The final of the 2010 Games in Delhi pitted New Zealand against Australia – as all Commonwealth finals have been since netball’s inclusion in 1998.

Their clashes had always been dramatic. In 2002, the Diamonds triumphed in golden-goal overtime. In 2006, the world champion Ferns rose above a parochial Melbourne crowd to win by five. But this decider, dragged into sudden-death extra-time, was particularly epic.

After a fierce battle in regular time, the scores were tied 47-all, and they remained deadlocked after 14 minutes of extra time. From there, they shot goal-for-goal – waiting for one team to make an error, and the other to grab a two-goal winning margin.

At the death, Australia’s New Zealand-born shooter Catherine Cox missed a clutch shot.
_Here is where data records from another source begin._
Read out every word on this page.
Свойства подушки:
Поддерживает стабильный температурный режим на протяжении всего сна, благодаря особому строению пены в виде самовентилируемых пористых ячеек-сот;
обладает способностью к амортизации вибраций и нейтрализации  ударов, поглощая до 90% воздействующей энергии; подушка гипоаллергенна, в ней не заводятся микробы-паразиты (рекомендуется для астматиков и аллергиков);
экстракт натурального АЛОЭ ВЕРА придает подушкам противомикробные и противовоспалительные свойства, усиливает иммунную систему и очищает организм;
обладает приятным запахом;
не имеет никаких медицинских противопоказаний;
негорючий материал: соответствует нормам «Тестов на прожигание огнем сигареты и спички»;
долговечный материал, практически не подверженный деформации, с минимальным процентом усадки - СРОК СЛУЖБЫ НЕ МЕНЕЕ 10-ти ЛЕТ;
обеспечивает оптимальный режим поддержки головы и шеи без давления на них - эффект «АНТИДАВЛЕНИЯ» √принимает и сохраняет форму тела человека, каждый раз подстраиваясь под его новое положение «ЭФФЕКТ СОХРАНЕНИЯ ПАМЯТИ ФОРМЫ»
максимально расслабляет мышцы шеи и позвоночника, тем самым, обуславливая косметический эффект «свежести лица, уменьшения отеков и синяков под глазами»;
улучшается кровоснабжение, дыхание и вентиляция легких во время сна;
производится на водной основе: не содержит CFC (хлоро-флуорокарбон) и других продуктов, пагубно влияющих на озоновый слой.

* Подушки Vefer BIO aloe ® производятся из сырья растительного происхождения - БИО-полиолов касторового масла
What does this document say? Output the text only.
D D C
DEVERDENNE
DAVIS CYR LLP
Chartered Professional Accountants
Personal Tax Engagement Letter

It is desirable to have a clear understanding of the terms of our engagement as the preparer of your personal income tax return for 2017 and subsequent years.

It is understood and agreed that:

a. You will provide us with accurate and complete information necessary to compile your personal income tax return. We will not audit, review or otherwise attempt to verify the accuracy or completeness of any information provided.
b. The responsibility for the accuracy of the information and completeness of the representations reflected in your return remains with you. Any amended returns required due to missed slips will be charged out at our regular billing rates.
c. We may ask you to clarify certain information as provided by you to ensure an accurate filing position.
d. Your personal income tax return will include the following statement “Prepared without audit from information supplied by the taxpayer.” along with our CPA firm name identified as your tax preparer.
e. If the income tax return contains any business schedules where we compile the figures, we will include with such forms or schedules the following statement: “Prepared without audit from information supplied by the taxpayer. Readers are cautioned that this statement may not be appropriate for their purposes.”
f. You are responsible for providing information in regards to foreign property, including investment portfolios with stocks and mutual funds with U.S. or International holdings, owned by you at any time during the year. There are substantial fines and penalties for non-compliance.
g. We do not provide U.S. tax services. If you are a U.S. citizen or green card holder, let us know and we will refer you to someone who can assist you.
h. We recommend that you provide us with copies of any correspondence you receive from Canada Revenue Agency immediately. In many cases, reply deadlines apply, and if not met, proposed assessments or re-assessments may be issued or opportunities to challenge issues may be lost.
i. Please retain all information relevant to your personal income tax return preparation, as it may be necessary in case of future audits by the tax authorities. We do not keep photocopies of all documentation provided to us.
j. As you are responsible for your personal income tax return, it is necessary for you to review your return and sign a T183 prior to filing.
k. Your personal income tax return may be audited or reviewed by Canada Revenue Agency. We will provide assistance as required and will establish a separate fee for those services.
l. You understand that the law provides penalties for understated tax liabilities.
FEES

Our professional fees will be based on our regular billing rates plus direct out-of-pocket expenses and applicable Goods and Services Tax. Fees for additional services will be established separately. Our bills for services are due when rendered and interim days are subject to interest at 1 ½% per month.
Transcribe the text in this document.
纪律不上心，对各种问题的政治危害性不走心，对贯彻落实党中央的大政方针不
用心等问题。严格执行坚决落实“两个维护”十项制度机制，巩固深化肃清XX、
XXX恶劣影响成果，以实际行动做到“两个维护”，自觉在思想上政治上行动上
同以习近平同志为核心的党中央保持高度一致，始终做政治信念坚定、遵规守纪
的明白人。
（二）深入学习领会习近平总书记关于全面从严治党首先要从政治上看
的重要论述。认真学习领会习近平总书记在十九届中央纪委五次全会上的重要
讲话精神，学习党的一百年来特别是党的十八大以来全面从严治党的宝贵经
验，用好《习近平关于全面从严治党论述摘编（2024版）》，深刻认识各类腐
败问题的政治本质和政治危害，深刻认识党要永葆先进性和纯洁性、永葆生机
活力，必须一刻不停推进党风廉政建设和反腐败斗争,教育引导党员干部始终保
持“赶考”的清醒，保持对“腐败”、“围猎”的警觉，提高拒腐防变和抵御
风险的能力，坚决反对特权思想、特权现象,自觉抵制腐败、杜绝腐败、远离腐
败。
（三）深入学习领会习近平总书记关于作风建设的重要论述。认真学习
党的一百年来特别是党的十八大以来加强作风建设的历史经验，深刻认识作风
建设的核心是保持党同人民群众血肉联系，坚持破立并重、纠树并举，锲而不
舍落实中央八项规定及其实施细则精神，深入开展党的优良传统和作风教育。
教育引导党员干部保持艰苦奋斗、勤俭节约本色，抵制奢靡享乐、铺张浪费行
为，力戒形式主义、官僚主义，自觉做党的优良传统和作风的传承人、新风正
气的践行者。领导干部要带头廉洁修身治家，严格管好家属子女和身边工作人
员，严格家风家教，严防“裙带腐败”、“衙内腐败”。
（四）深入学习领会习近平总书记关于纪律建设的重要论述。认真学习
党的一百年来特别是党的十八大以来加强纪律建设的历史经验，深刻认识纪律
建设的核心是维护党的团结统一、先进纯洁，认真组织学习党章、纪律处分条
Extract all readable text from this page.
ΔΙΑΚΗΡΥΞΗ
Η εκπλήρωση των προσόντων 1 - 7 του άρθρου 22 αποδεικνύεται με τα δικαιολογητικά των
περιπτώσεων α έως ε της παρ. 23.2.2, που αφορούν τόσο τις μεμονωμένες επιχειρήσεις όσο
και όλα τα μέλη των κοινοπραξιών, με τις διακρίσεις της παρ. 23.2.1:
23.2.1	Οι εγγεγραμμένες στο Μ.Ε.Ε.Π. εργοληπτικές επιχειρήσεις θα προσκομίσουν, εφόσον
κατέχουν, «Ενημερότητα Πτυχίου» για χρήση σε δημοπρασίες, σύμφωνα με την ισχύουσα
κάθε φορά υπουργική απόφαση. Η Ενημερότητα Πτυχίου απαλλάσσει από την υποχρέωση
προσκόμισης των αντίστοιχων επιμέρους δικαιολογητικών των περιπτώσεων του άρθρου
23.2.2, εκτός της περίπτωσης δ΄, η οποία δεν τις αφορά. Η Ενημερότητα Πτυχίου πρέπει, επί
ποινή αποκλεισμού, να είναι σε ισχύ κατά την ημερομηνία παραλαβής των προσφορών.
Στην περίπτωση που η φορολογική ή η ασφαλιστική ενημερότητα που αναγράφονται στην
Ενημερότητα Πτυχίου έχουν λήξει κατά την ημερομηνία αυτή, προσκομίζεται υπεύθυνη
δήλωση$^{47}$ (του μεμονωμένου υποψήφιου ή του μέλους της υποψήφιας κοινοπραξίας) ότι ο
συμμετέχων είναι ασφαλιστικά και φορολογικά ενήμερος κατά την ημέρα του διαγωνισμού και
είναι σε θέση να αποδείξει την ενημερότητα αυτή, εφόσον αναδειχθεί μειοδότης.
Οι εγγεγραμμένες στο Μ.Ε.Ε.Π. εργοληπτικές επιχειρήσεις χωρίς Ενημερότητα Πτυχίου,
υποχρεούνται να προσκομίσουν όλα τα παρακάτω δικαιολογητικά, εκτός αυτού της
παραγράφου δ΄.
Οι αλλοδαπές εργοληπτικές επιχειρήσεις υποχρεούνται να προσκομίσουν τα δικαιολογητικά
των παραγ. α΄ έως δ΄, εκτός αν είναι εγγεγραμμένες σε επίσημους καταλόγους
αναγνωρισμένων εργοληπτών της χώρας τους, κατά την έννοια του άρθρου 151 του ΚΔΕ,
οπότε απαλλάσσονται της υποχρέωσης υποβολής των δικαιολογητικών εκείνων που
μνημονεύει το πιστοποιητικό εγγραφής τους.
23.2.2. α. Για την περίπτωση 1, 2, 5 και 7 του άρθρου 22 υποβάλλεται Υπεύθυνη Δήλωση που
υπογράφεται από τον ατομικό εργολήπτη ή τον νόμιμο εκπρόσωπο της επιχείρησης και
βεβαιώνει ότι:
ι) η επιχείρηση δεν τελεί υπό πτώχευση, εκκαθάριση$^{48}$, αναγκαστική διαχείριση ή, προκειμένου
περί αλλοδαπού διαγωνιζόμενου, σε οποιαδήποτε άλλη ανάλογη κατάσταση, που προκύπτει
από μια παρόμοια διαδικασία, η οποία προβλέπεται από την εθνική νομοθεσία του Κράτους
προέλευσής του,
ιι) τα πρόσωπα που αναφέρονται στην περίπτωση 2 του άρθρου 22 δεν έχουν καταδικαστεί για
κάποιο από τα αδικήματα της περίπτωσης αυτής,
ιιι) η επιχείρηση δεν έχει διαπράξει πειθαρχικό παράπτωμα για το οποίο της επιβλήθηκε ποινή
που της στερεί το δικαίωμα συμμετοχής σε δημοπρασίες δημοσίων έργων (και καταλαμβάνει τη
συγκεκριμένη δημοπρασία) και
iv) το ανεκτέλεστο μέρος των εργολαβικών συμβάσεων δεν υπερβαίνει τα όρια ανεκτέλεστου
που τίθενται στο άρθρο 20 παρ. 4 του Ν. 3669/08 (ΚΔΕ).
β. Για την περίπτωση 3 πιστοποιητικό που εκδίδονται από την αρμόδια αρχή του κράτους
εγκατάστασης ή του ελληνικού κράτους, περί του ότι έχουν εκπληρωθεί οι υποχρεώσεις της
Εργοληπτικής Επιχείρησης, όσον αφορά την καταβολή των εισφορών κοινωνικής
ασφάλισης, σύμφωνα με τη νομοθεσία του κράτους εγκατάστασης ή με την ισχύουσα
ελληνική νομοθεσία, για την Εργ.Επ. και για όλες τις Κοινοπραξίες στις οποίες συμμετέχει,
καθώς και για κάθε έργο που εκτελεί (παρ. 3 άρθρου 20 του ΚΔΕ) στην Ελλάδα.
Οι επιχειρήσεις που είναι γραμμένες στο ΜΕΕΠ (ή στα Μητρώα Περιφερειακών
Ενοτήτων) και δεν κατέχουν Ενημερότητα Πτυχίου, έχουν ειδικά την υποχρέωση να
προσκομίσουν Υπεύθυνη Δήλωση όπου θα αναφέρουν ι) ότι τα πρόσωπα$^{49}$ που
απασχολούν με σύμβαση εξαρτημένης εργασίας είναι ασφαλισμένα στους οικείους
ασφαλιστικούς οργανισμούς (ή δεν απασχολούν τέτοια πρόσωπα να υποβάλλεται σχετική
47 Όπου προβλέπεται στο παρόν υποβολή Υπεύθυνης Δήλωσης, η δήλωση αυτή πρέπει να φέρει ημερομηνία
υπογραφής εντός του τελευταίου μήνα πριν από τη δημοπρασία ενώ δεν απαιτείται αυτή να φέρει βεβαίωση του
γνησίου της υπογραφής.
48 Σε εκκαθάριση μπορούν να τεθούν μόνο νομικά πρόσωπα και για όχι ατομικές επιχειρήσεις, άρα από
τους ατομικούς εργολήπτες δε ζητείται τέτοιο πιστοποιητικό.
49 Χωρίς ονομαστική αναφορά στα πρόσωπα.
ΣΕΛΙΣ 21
At the opposite end, goal attack Maria Tutaia - crippled by calf cramps - calmly slotted one of her trademark long bombs, to tick the score over to 66-64. In the next moment, Tutaia was knocked to the wooden floor, rolling around in a bear hug with team-mate Temepara George.

The burden of expectation will be on Tutaia (now Maria Folau) again this week, as she makes her fourth Games appearance in a Ferns side short on experience, and struggling to find form. 


Lauren Boyle is my neighbour, who enjoys gardening and cooking. But she's better known as one of New Zealand’s greatest swimmers.

Four years ago, the freestyle specialist stood on the starting blocks at her third, and ultimately final, Commonwealth Games, on track to better the silver and bronze medals she’d collected in relay events previously. Her lead-up to Glasgow was glittering - a world short-course title and three bronze medals at the 2013 FINA world championships.

In the Tollcross Pool, Boyle narrowly missed a medal in her first event, the 200m freestyle final, but knew her two favoured distances were still to come.  

In the 800m free, she had her “arse kicked” over the final 100m by victorious Welsh swimmer Jazz Carlin, and had to settle for silver. Twenty-four hours later, Boyle turned the tables on Carlin -this time taking the lead at halfway, and holding on to win the 400m free in Games record time.

The next morning, she was up at 5am to go swimming again. That was Boyle, devoted to the core.